FLIM for Evaluation of Difference in Metabolic Status between Native and Differentiated from iPSCs Dermal Papilla Cells.

iPSCs and their derivatives are the most promising cell sources for creating skin equivalents. However, their properties are not fully understood. In addition, new approaches and parameters are needed for studying cells in 3D models without destroying their organization. Thus, the aim of our work was to study and compare the metabolic status and pH of dermal spheroids created from dermal papilla cells differentiated from pluripotent stem cells (iDP) and native dermal papilla cells (hDP) using fluorescence microscopy and fluorescence lifetime imaging microscopy (FLIM). For this purpose, fluorescence intensities of NAD(P)H and FAD, fluorescence lifetimes, and the contributions of NAD(P)H, as well as the fluorescence intensities of SypHer-2 and BCECF were measured. iDP in spheroids were characterized by a more glycolytic phenotype and alkaline intra-cellular pH in comparison with hDP cells.

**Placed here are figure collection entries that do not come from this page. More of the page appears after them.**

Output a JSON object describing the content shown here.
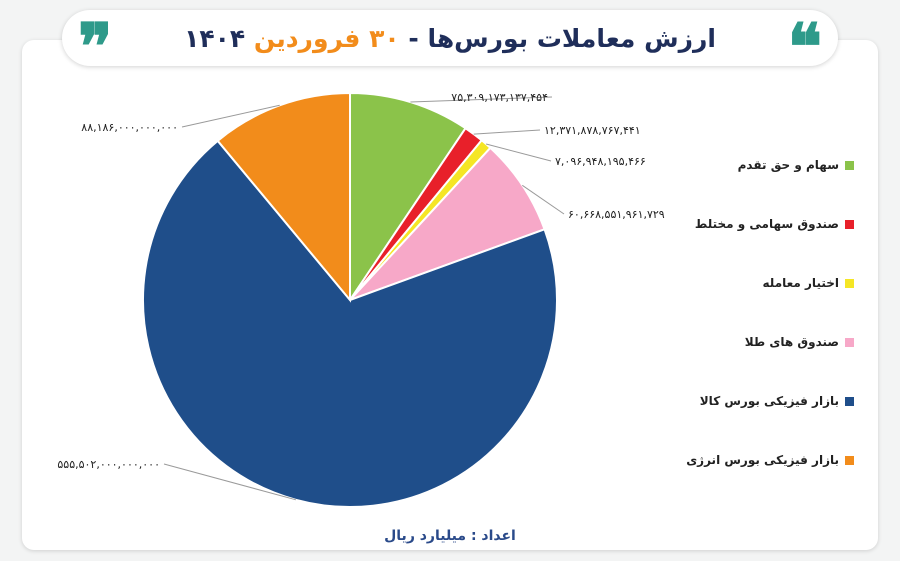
{
  "title": {
    "main": "ارزش معاملات بورس‌ها - ",
    "accent": "۳۰ فروردین",
    "year": " ۱۴۰۴",
    "quote_open": "❝",
    "quote_close": "❞"
  },
  "footer": {
    "label": "اعداد : میلیارد ریال"
  },
  "chart_data": {
    "type": "pie",
    "title": "ارزش معاملات بورس‌ها - ۳۰ فروردین ۱۴۰۴",
    "unit": "اعداد : میلیارد ریال",
    "start_angle_deg": 0,
    "slices": [
      {
        "name": "سهام و حق تقدم",
        "value": 75309173137454,
        "label": "۷۵,۳۰۹,۱۷۳,۱۳۷,۴۵۴",
        "color": "#8bc34a"
      },
      {
        "name": "صندوق سهامی و مختلط",
        "value": 12371878767441,
        "label": "۱۲,۳۷۱,۸۷۸,۷۶۷,۴۴۱",
        "color": "#e8202a"
      },
      {
        "name": "اختیار معامله",
        "value": 7096948195466,
        "label": "۷,۰۹۶,۹۴۸,۱۹۵,۴۶۶",
        "color": "#f5e625"
      },
      {
        "name": "صندوق های طلا",
        "value": 60668551961729,
        "label": "۶۰,۶۶۸,۵۵۱,۹۶۱,۷۲۹",
        "color": "#f7a8c8"
      },
      {
        "name": "بازار فیزیکی بورس کالا",
        "value": 555502000000000,
        "label": "۵۵۵,۵۰۲,۰۰۰,۰۰۰,۰۰۰",
        "color": "#1f4e8a"
      },
      {
        "name": "بازار فیزیکی بورس انرژی",
        "value": 88186000000000,
        "label": "۸۸,۱۸۶,۰۰۰,۰۰۰,۰۰۰",
        "color": "#f28c1b"
      }
    ],
    "legend_position": "right"
  }
}
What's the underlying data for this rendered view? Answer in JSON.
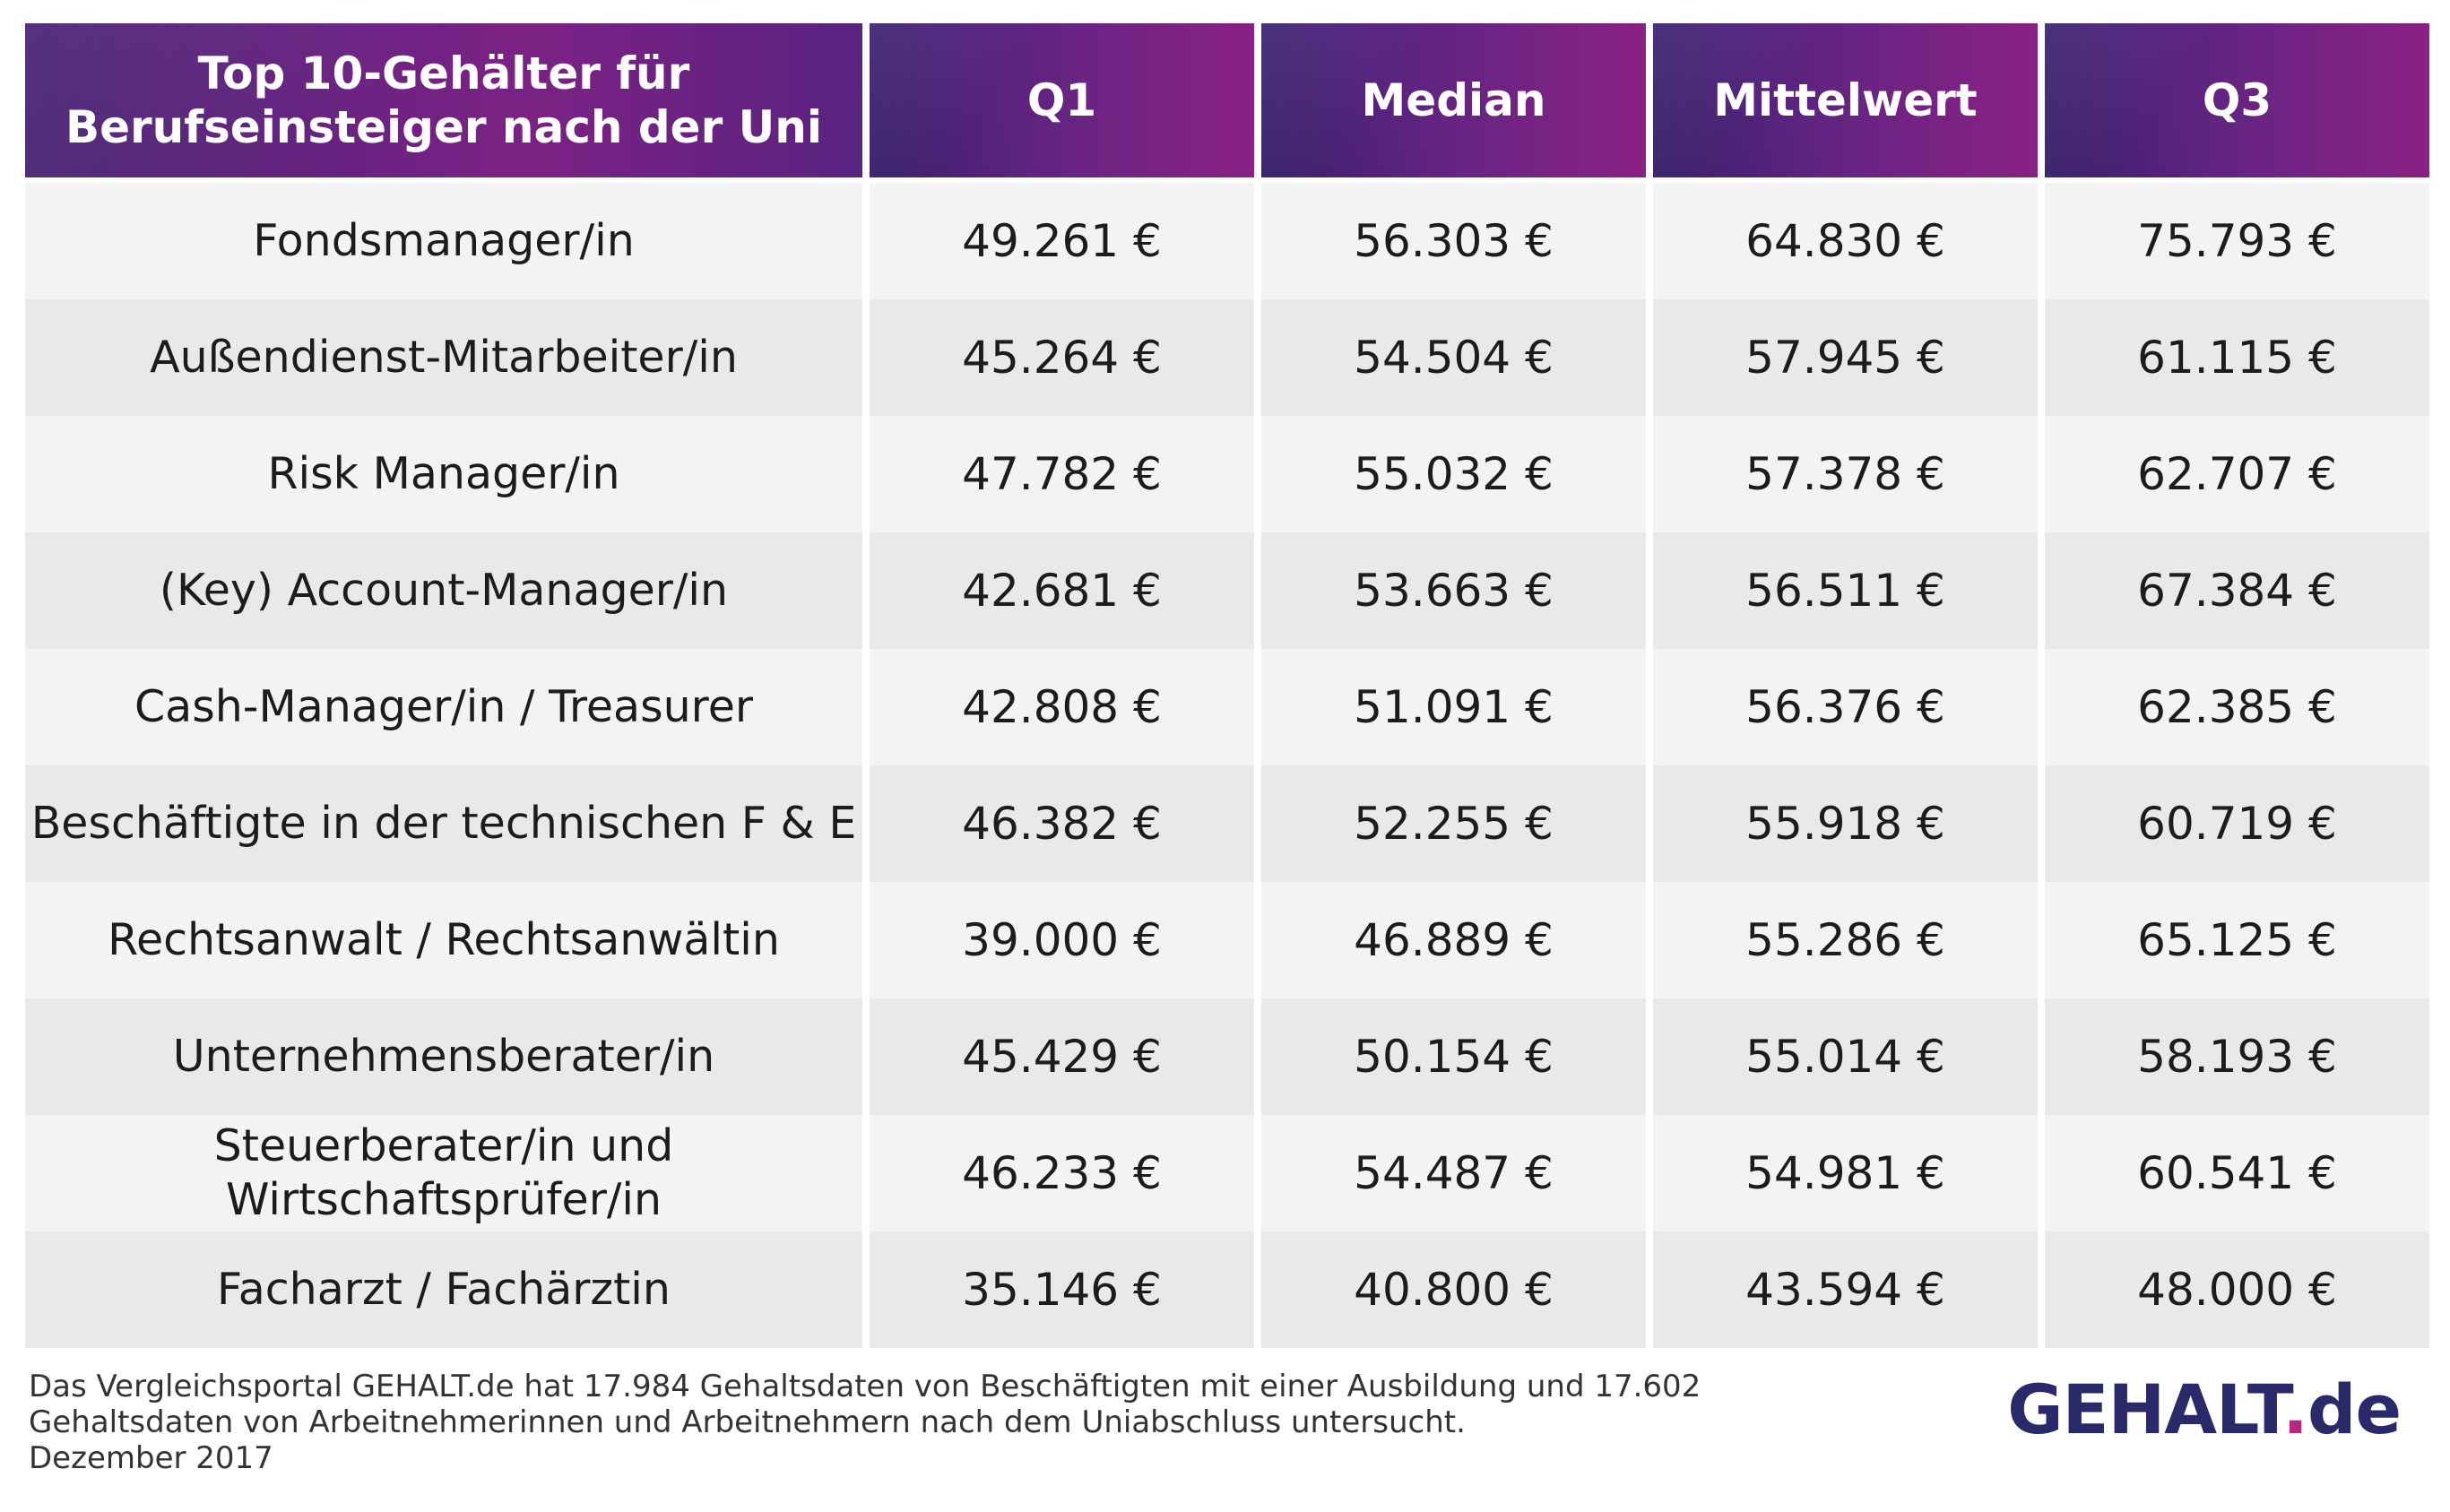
{
  "chart_data": {
    "type": "table",
    "columns": [
      "Top 10-Gehälter für Berufseinsteiger nach der Uni",
      "Q1",
      "Median",
      "Mittelwert",
      "Q3"
    ],
    "header_lines": [
      "Top 10-Gehälter für",
      "Berufseinsteiger nach der Uni"
    ],
    "rows": [
      {
        "job_lines": [
          "Fondsmanager/in"
        ],
        "values": [
          "49.261 €",
          "56.303 €",
          "64.830 €",
          "75.793 €"
        ]
      },
      {
        "job_lines": [
          "Außendienst-Mitarbeiter/in"
        ],
        "values": [
          "45.264 €",
          "54.504 €",
          "57.945 €",
          "61.115 €"
        ]
      },
      {
        "job_lines": [
          "Risk Manager/in"
        ],
        "values": [
          "47.782 €",
          "55.032 €",
          "57.378 €",
          "62.707 €"
        ]
      },
      {
        "job_lines": [
          "(Key) Account-Manager/in"
        ],
        "values": [
          "42.681 €",
          "53.663 €",
          "56.511 €",
          "67.384 €"
        ]
      },
      {
        "job_lines": [
          "Cash-Manager/in / Treasurer"
        ],
        "values": [
          "42.808 €",
          "51.091 €",
          "56.376 €",
          "62.385 €"
        ]
      },
      {
        "job_lines": [
          "Beschäftigte in der technischen F & E"
        ],
        "values": [
          "46.382 €",
          "52.255 €",
          "55.918 €",
          "60.719 €"
        ]
      },
      {
        "job_lines": [
          "Rechtsanwalt / Rechtsanwältin"
        ],
        "values": [
          "39.000 €",
          "46.889 €",
          "55.286 €",
          "65.125 €"
        ]
      },
      {
        "job_lines": [
          "Unternehmensberater/in"
        ],
        "values": [
          "45.429 €",
          "50.154 €",
          "55.014 €",
          "58.193 €"
        ]
      },
      {
        "job_lines": [
          "Steuerberater/in und",
          "Wirtschaftsprüfer/in"
        ],
        "values": [
          "46.233 €",
          "54.487 €",
          "54.981 €",
          "60.541 €"
        ]
      },
      {
        "job_lines": [
          "Facharzt / Fachärztin"
        ],
        "values": [
          "35.146 €",
          "40.800 €",
          "43.594 €",
          "48.000 €"
        ]
      }
    ]
  },
  "footnote": {
    "lines": [
      "Das Vergleichsportal GEHALT.de hat 17.984 Gehaltsdaten von Beschäftigten mit einer Ausbildung und 17.602",
      "Gehaltsdaten von Arbeitnehmerinnen und Arbeitnehmern nach dem Uniabschluss untersucht.",
      "Dezember 2017"
    ]
  },
  "logo": {
    "brand": "GEHALT",
    "dot": ".",
    "tld": "de"
  },
  "colors": {
    "header_start": "#3f2478",
    "header_end": "#8a2185",
    "row_light": "#f3f3f3",
    "row_dark": "#e9e9e9",
    "logo_text": "#2a2a6a",
    "logo_dot": "#b2297f"
  }
}
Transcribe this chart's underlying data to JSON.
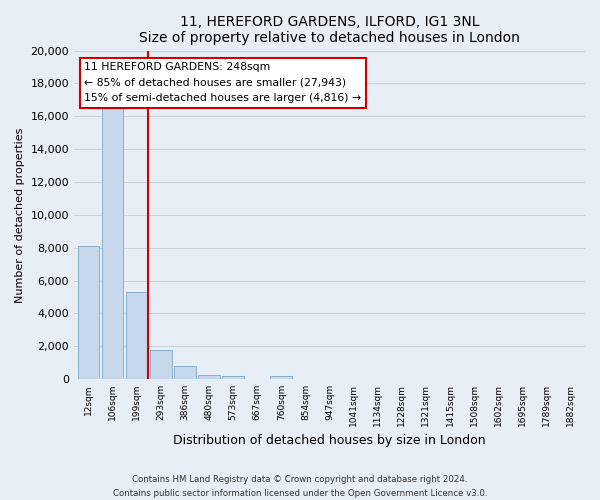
{
  "title": "11, HEREFORD GARDENS, ILFORD, IG1 3NL",
  "subtitle": "Size of property relative to detached houses in London",
  "xlabel": "Distribution of detached houses by size in London",
  "ylabel": "Number of detached properties",
  "bar_labels": [
    "12sqm",
    "106sqm",
    "199sqm",
    "293sqm",
    "386sqm",
    "480sqm",
    "573sqm",
    "667sqm",
    "760sqm",
    "854sqm",
    "947sqm",
    "1041sqm",
    "1134sqm",
    "1228sqm",
    "1321sqm",
    "1415sqm",
    "1508sqm",
    "1602sqm",
    "1695sqm",
    "1789sqm",
    "1882sqm"
  ],
  "bar_values": [
    8100,
    16500,
    5300,
    1750,
    800,
    280,
    210,
    0,
    180,
    0,
    0,
    0,
    0,
    0,
    0,
    0,
    0,
    0,
    0,
    0,
    0
  ],
  "bar_fill_color": "#c8d8ec",
  "bar_edge_color": "#8ab0d0",
  "vline_x": 2.48,
  "vline_color": "#cc0000",
  "ylim": [
    0,
    20000
  ],
  "yticks": [
    0,
    2000,
    4000,
    6000,
    8000,
    10000,
    12000,
    14000,
    16000,
    18000,
    20000
  ],
  "annotation_title": "11 HEREFORD GARDENS: 248sqm",
  "annotation_line1": "← 85% of detached houses are smaller (27,943)",
  "annotation_line2": "15% of semi-detached houses are larger (4,816) →",
  "footer_line1": "Contains HM Land Registry data © Crown copyright and database right 2024.",
  "footer_line2": "Contains public sector information licensed under the Open Government Licence v3.0.",
  "fig_bg_color": "#e8eef5",
  "plot_bg_color": "#e8eef5",
  "grid_color": "#c8d0dc"
}
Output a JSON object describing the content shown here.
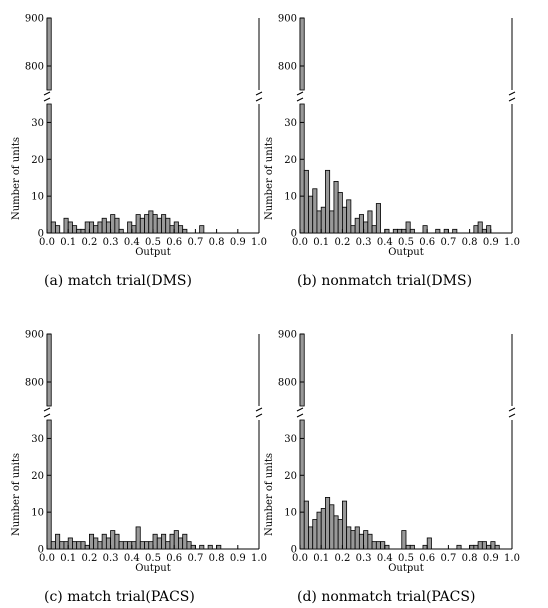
{
  "chart_data": [
    {
      "id": "a",
      "type": "bar",
      "caption": "(a) match trial(DMS)",
      "xlabel": "Output",
      "ylabel": "Number of units",
      "xlim": [
        0.0,
        1.0
      ],
      "bin_width": 0.02,
      "x_ticks": [
        "0.0",
        "0.1",
        "0.2",
        "0.3",
        "0.4",
        "0.5",
        "0.6",
        "0.7",
        "0.8",
        "0.9",
        "1.0"
      ],
      "y_ticks_lower": [
        "0",
        "10",
        "20",
        "30"
      ],
      "y_ticks_upper": [
        "800",
        "900"
      ],
      "ylim_lower": [
        0,
        35
      ],
      "ylim_upper": [
        750,
        900
      ],
      "axis_break": true,
      "values": [
        900,
        3,
        2,
        0,
        4,
        3,
        2,
        1,
        1,
        3,
        3,
        2,
        3,
        4,
        3,
        5,
        4,
        1,
        0,
        3,
        2,
        5,
        4,
        5,
        6,
        5,
        4,
        5,
        4,
        2,
        3,
        2,
        1,
        0,
        0,
        0,
        2,
        0,
        0,
        0,
        0,
        0,
        0,
        0,
        0,
        0,
        0,
        0,
        0,
        0
      ]
    },
    {
      "id": "b",
      "type": "bar",
      "caption": "(b) nonmatch trial(DMS)",
      "xlabel": "Output",
      "ylabel": "Number of units",
      "xlim": [
        0.0,
        1.0
      ],
      "bin_width": 0.02,
      "x_ticks": [
        "0.0",
        "0.1",
        "0.2",
        "0.3",
        "0.4",
        "0.5",
        "0.6",
        "0.7",
        "0.8",
        "0.9",
        "1.0"
      ],
      "y_ticks_lower": [
        "0",
        "10",
        "20",
        "30"
      ],
      "y_ticks_upper": [
        "800",
        "900"
      ],
      "ylim_lower": [
        0,
        35
      ],
      "ylim_upper": [
        750,
        900
      ],
      "axis_break": true,
      "values": [
        900,
        17,
        10,
        12,
        6,
        7,
        17,
        6,
        14,
        11,
        7,
        9,
        2,
        4,
        5,
        3,
        6,
        2,
        8,
        0,
        1,
        0,
        1,
        1,
        1,
        3,
        1,
        0,
        0,
        2,
        0,
        0,
        1,
        0,
        1,
        0,
        1,
        0,
        0,
        0,
        0,
        2,
        3,
        1,
        2,
        0,
        0,
        0,
        0,
        0
      ]
    },
    {
      "id": "c",
      "type": "bar",
      "caption": "(c) match trial(PACS)",
      "xlabel": "Output",
      "ylabel": "Number of units",
      "xlim": [
        0.0,
        1.0
      ],
      "bin_width": 0.02,
      "x_ticks": [
        "0.0",
        "0.1",
        "0.2",
        "0.3",
        "0.4",
        "0.5",
        "0.6",
        "0.7",
        "0.8",
        "0.9",
        "1.0"
      ],
      "y_ticks_lower": [
        "0",
        "10",
        "20",
        "30"
      ],
      "y_ticks_upper": [
        "800",
        "900"
      ],
      "ylim_lower": [
        0,
        35
      ],
      "ylim_upper": [
        750,
        900
      ],
      "axis_break": true,
      "values": [
        900,
        2,
        4,
        2,
        2,
        3,
        2,
        2,
        2,
        1,
        4,
        3,
        2,
        4,
        3,
        5,
        4,
        2,
        2,
        2,
        2,
        6,
        2,
        2,
        2,
        4,
        3,
        4,
        2,
        4,
        5,
        3,
        4,
        2,
        1,
        0,
        1,
        0,
        1,
        0,
        1,
        0,
        0,
        0,
        0,
        0,
        0,
        0,
        0,
        0
      ]
    },
    {
      "id": "d",
      "type": "bar",
      "caption": "(d) nonmatch trial(PACS)",
      "xlabel": "Output",
      "ylabel": "Number of units",
      "xlim": [
        0.0,
        1.0
      ],
      "bin_width": 0.02,
      "x_ticks": [
        "0.0",
        "0.1",
        "0.2",
        "0.3",
        "0.4",
        "0.5",
        "0.6",
        "0.7",
        "0.8",
        "0.9",
        "1.0"
      ],
      "y_ticks_lower": [
        "0",
        "10",
        "20",
        "30"
      ],
      "y_ticks_upper": [
        "800",
        "900"
      ],
      "ylim_lower": [
        0,
        35
      ],
      "ylim_upper": [
        750,
        900
      ],
      "axis_break": true,
      "values": [
        900,
        13,
        6,
        8,
        10,
        11,
        14,
        12,
        9,
        8,
        13,
        6,
        5,
        6,
        4,
        5,
        4,
        2,
        2,
        2,
        1,
        0,
        0,
        0,
        5,
        1,
        1,
        0,
        0,
        1,
        3,
        0,
        0,
        0,
        0,
        0,
        0,
        1,
        0,
        0,
        1,
        1,
        2,
        2,
        1,
        2,
        1,
        0,
        0,
        0
      ]
    }
  ]
}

Moreover, the metabolic activity of iDP in spheroids depends on the source of stem cells from which they were obtained. So, less differentiated and condensed spheroids from iDP-iPSDP and iDP-iPSKYOU are characterized by a more glycolytic phenotype compared to dense spheroids from iDP-DYP0730 and iDP-hES. FLIM and fluorescent microscopy in combination with the metabolism and pH are promising tools for minimally invasive and long-term analyses of 3D models based on stem cells.